Que esforço do cavalo
para ser cão!
Que esforço do cão para ser andorinha!
Que esforço da abelha para ser cavalo!
E o cavalo,
que flecha aguda ele exprime da rosa!
que rosa parda levanta do seu beiço!
E a rosa,
que rebanho de luzes e alaridos
ata no vivo açúcar do seu tronco!
E o açúcar,
que pequenos punhais sonha em sua vigília!
E os punhais diminutos,
que lua sem estábulos, que corpos nus,
pele eterna e rubor, andam a procurar!
E eu, pelos beirais,
que serafim de chamas busco e sou!
Mas o arco de gesso,
que grande, que invisível, que diminuto!
sem esforço.

Federico García Lorca (España, 1898-1936)

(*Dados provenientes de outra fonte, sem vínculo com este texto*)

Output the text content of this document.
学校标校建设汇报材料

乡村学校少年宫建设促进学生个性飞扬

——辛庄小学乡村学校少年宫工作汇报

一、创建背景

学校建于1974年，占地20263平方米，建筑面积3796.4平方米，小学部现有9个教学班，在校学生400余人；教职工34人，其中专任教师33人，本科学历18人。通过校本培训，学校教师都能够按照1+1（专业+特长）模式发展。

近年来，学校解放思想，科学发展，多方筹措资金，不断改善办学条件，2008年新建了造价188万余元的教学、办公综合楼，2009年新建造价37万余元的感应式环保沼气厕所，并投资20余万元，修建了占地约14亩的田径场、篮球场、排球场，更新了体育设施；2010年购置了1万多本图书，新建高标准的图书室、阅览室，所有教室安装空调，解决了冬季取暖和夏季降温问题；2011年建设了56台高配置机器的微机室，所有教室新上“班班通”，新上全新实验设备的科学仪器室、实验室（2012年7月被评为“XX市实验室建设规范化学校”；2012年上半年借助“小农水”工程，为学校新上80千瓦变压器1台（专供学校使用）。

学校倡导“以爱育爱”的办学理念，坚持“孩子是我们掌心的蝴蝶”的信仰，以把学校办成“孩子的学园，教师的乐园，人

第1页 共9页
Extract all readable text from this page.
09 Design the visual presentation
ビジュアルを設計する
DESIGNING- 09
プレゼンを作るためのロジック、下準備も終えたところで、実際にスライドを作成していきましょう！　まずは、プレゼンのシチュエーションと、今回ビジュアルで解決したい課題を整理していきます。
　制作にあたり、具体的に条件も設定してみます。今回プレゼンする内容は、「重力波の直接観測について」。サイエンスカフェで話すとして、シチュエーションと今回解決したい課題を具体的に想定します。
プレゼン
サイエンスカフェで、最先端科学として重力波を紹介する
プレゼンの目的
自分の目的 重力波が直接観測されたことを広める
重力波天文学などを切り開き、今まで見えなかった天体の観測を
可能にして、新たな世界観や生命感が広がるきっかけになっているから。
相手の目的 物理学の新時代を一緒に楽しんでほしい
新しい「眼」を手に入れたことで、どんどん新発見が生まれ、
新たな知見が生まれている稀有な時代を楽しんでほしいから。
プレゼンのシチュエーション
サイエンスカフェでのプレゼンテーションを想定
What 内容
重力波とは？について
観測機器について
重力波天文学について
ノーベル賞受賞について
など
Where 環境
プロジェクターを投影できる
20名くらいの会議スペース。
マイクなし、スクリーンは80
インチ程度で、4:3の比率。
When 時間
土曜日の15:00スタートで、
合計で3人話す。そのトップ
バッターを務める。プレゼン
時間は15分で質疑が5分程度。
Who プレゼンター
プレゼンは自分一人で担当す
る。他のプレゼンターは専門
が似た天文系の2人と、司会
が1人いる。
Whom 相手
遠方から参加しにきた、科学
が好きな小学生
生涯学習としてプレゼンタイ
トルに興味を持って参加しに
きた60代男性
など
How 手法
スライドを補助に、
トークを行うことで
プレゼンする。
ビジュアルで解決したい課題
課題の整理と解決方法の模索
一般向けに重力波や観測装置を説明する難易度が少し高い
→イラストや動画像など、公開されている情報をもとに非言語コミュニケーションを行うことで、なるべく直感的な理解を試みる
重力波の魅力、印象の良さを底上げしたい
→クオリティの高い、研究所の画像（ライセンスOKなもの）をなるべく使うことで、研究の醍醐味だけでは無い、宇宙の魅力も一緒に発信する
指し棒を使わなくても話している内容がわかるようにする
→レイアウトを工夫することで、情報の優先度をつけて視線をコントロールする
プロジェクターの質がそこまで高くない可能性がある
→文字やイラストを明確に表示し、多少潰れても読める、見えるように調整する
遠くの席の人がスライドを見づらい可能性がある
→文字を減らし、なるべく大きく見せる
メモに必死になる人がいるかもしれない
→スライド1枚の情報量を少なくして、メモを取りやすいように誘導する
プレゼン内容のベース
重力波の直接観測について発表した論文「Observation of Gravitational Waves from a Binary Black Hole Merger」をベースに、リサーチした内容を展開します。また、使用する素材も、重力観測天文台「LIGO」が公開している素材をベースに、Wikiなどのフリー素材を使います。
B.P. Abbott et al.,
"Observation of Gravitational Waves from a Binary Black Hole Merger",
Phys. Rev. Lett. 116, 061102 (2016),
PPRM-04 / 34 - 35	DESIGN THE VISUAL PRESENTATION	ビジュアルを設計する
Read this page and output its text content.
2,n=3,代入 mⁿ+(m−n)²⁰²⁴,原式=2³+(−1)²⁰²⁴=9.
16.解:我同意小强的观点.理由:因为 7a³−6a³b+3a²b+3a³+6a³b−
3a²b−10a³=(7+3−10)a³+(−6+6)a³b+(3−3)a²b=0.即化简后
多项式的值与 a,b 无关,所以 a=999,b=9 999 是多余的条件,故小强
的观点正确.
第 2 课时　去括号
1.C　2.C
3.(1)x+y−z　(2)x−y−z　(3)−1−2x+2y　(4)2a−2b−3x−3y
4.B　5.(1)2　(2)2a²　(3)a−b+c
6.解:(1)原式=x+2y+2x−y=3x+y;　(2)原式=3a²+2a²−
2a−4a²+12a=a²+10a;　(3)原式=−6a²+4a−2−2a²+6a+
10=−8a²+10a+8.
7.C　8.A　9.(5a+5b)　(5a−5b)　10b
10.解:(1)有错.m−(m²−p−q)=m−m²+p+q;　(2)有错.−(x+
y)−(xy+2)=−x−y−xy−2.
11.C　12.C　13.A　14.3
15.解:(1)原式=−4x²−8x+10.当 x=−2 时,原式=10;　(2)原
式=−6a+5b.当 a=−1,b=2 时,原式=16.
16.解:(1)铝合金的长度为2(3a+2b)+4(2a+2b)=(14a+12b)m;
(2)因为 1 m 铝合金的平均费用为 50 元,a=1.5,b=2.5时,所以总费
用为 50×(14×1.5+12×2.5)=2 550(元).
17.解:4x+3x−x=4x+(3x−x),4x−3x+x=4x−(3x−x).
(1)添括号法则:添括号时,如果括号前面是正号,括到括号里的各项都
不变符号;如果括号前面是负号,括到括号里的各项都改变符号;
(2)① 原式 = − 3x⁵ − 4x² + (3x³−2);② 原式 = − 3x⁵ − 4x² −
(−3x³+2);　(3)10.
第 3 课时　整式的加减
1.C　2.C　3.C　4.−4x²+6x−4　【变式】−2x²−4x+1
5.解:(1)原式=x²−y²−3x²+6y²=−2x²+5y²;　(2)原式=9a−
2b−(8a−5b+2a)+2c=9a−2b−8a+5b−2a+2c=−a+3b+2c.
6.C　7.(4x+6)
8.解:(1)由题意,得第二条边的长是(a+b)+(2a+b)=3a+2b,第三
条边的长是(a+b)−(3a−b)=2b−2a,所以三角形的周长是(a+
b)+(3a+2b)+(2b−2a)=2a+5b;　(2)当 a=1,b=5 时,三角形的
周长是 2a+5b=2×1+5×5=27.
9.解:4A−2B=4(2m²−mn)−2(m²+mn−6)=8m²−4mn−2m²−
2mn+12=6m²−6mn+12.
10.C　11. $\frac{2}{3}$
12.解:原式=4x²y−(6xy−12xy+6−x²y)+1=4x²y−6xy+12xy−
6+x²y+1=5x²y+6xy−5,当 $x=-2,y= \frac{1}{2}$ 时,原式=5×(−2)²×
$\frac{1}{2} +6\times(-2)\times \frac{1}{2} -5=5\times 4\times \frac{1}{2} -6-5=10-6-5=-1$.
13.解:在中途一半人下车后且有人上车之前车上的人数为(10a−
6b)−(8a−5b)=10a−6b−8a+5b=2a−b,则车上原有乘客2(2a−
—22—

Federico García Lorca nasceu em 5 de Junho de 1898, em Fuente Vaqueros, aldeia próxima de Granada. Depois dos estudos primários feitos na aldeia, em 1908 o poeta iniciou os secundários em Almeria, durante um ano, e prosseguiu-os em Granada, até à conclusão, em 1915. Estudou música e piano, vindo a desistir desses estudos por o pai não lhe permitir que os continuasse em Paris. Na Universidade de Granada estudou Direito, cujo curso concluiu em 1923, nunca tendo exercido qualquer actividade relacionada com ele. Em 1918 publicou Impresiones y paisajes, prosas em que evoca principalmente as localidades que conhecera em excursões escolares. Na Primavera de 1919, Garcia Lorca foi para Madrid, indo morar na Residência de Estudiantes, onde esteve até 1928. Publicou vários livros e deixou outros para publicação, escreveu e levou à cena peças de teatro, fez várias viagens para pronunciar conferências e promover a representação do seu teatro. Foi também conhecendo os que seriam seus companheiros no chamado grupo poético de 1927, influenciados pelos movimentos vanguardistas europeus, começando pelo futurismo e o dadísmo, e evoluindo para a prática de um surrealismo que nunca foi escrita automática, mas um irracionalismo intenso. Em Junho de 1929, Garcia Lorca foi a Nova Iorque, onde permaneceu até ao começo de Março de 1930. O gigantismo e crueldade da urbe, os aspectos mecânicos do quotidiano, o jazz que ouviu, exerceram sobre o poeta um violento impacto, sob o qual escreveu os poemas de Poeta en Nueva York. Depois de ter estado em Cuba de Março a Junho de 1930, Garcia Lorca regressou a Espanha. Em 13 de Julho de 1936 o poeta foi de Madrid para Granada, para fugir ao ambiente de agitação que aí se vivia. O poeta já fora procurado em sua casa pelas autoridades nacionalistas que impunham o terror em Granada. Federico foi preso pelos franquistas na tarde de 16 de Agosto e fuzilado na madrugada de 18 seguinte, num campo dos arredores de Granada. O seu corpo nunca foi encontrado. (do prólogo de José Bento à Antologia Poética de Lorca publicada pela Relógio D'Água)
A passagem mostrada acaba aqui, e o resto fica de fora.